On Sunday, we went to ward council and Bishop Corbridge announced to everyone that I was leaving. I cried a lot and I couldn't speak. He asked me to share what I felt like and I bawled. Everyone was in tears and they'll all miss me. I couldn't go to church after that because we were invited to a special meeting in Atlanta with a couple of General Authorities. There was only 40 of us invited to that. Incredible. Out of all of us, they talked to me the longest and they seemed soooo sincere. I loved it. A rumor has spread throughout the ward that I've already left. Haha. News spreads fast. Well, I love you all and I'll probably be seeing you soon. Really soon. Too soon. I love you more than Dace Face loves olives!!!!!!!!
Letter to her President: Ahoy there, President!

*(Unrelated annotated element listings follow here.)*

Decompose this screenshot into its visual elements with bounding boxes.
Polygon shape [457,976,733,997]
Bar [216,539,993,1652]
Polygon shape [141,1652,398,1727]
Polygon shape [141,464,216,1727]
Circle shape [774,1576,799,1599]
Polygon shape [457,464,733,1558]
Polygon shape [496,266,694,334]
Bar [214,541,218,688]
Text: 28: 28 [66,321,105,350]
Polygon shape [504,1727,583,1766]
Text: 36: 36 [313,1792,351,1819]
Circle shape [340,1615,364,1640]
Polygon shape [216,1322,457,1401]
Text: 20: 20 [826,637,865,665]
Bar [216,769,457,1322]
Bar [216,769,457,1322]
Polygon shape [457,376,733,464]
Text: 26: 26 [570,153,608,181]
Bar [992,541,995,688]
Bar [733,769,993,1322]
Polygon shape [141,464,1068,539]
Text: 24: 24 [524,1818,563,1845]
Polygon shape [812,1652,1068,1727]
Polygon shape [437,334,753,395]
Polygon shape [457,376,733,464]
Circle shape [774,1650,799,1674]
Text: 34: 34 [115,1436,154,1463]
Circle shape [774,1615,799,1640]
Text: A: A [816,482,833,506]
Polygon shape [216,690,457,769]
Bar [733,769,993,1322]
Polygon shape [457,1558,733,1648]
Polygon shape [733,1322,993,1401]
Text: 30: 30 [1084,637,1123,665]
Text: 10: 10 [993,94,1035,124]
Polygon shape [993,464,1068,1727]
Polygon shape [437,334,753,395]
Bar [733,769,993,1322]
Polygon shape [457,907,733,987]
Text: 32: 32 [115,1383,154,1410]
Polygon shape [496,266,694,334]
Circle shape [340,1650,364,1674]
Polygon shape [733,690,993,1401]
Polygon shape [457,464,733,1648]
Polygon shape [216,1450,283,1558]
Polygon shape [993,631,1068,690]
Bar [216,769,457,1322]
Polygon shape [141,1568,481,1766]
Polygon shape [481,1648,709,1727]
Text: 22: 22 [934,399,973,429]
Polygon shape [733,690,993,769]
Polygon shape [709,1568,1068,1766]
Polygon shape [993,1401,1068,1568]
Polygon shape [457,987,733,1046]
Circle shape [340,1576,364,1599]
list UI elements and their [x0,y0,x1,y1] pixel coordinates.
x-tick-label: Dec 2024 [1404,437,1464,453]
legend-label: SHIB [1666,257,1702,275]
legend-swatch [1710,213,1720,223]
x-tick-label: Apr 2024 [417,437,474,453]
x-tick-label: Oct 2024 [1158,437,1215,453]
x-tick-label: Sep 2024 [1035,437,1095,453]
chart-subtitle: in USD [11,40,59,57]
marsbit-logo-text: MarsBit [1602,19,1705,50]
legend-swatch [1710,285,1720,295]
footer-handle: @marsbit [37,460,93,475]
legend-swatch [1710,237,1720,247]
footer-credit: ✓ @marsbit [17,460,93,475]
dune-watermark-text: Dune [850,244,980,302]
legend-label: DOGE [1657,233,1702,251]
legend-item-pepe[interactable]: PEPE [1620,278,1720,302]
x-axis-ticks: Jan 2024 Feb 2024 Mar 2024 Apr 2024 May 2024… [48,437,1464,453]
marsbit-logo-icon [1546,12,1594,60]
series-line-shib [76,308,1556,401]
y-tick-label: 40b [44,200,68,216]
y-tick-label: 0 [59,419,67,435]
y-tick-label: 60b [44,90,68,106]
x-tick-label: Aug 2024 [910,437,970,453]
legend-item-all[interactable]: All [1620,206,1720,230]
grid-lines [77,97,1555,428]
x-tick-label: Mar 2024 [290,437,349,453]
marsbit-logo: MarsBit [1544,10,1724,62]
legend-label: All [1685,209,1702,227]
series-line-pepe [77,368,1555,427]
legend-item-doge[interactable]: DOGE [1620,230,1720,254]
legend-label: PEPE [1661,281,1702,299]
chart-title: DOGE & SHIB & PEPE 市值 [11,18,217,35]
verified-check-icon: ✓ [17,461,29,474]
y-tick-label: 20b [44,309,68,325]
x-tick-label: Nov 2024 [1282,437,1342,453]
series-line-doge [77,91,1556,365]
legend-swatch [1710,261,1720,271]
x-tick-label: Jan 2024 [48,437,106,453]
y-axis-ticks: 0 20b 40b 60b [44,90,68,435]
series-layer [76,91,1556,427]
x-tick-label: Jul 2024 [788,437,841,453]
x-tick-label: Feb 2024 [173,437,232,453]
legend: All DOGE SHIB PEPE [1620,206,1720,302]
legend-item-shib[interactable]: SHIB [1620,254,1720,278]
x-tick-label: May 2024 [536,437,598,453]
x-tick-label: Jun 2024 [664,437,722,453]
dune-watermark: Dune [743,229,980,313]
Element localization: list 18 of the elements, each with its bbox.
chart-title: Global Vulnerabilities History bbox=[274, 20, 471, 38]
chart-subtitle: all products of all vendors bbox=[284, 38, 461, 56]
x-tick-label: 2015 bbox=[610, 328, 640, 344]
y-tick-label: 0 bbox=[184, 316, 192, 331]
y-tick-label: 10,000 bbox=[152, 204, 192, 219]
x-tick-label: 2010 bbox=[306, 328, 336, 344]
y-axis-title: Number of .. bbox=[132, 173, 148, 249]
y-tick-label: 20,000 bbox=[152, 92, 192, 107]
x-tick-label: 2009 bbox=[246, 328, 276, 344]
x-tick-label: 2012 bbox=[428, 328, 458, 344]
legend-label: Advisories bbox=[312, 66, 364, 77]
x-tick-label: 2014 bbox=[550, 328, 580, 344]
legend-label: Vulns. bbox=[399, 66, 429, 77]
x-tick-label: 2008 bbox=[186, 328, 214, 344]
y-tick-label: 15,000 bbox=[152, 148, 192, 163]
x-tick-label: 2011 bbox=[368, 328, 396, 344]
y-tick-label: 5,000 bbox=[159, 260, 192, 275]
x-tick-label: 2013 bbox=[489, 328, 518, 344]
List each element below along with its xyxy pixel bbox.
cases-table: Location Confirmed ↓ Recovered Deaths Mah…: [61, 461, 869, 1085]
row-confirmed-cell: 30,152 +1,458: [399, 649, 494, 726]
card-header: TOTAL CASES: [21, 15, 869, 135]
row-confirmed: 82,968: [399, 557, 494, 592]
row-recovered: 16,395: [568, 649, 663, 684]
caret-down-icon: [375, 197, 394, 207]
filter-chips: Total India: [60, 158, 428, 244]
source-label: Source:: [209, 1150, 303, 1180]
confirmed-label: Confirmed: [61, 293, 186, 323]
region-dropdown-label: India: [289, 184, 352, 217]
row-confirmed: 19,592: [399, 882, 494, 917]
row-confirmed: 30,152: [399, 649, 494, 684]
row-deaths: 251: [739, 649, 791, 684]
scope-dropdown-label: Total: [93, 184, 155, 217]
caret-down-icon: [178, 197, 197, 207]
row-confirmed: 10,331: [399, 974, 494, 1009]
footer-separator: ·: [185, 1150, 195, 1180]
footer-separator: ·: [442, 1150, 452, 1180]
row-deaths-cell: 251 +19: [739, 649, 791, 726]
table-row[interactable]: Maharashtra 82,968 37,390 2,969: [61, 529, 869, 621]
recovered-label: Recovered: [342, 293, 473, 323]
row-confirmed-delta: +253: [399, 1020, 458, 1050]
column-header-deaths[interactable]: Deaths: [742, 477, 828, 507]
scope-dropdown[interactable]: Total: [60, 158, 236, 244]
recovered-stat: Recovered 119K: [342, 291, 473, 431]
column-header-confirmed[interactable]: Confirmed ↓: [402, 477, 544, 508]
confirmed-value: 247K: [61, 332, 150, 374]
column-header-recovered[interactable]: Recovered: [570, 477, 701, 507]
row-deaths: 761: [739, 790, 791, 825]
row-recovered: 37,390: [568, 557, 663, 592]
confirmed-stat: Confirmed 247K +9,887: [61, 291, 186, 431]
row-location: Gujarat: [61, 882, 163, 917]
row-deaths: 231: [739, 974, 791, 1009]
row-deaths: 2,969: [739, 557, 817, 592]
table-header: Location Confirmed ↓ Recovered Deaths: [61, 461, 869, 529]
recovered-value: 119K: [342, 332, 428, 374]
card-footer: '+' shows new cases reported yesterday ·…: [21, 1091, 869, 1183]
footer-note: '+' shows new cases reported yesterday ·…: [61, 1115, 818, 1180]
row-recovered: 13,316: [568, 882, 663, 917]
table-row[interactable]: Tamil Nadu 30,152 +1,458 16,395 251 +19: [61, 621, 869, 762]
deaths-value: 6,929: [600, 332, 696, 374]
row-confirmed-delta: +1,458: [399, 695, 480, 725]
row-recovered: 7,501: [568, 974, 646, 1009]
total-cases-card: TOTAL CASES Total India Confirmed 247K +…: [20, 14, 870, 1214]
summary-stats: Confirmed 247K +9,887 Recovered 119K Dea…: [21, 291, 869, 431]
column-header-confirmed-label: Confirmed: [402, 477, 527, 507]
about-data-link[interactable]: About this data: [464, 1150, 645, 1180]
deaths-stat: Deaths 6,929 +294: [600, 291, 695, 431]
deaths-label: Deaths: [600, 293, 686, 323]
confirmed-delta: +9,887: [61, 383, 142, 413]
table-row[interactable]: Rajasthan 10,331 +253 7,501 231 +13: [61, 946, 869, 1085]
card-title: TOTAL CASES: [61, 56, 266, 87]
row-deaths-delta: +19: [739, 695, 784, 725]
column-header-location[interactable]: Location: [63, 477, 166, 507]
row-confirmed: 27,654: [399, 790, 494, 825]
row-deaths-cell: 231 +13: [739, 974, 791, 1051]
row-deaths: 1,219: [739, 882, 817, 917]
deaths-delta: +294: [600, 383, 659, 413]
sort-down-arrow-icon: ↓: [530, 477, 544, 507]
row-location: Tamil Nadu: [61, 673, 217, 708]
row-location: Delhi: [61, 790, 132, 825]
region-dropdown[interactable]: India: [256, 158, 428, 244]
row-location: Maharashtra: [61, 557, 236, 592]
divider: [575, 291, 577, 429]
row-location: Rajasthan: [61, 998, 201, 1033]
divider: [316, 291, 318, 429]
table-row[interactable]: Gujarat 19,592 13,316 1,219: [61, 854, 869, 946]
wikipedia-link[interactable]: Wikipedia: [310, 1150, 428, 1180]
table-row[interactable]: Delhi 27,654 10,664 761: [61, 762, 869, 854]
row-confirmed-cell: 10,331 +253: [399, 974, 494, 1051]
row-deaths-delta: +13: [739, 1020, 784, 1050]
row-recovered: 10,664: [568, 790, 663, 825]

This week was INCREDIBLE!!!! From zone conference to the special meeting with Elders Zwick and Giddens..... sooooo cool. I don't think I have ever been to a more inspiring and uplifting meeting in my life. We're not even STL's anymore, but we were still priviledged to have been invited to go to that. Thank you. It was kind of emotional all this week for me. I know that everything is in God's hands, but somehow, it's so hard to accept that. When Elder Zwick asked, "what does it mean to have a pure heart?" My immediate thought to that was the willingness and courage to follow what ever God want you to do.... no matter how hard it is. If I had it my way, I would spend the rest of my mission here, and just ignore my arm. It's just an obstacle that I can get past. In the eternal aspect of things, my arm will be perfect again with no doubt and I know that God will make me perfect. This life is so short and this mission is even shorter. Bishop Corbridge announced yesterday that I was going to be leaving and there were many who had tears in their eyes. All day yesterday, I felt sooo much love. It was the same kind of love that I felt when everyone fasted and prayed for me. It was the same kind of love when I receive a priesthood blessing. It was the same kind of love that God has for me. I never knew how hard it would be to accept the will of God, especially when it's not particularly what you want. I know that I cannot express my gratitude or anything through words because I am really shy and I cannot even begin to tell you how thankful I am because I'm not the best writer. But, in all honesty and sincerely, thank you. Thank you for this incredible experience to build my faith. Until these past few months, I have never really known how much you, Sister Harding, the mission, my friends and family, my ward.... etc. love me. And most importantly, I know how much God loves me. Please let me know how I can help build this mission. And how I can help others build their faith. I love you dearly President!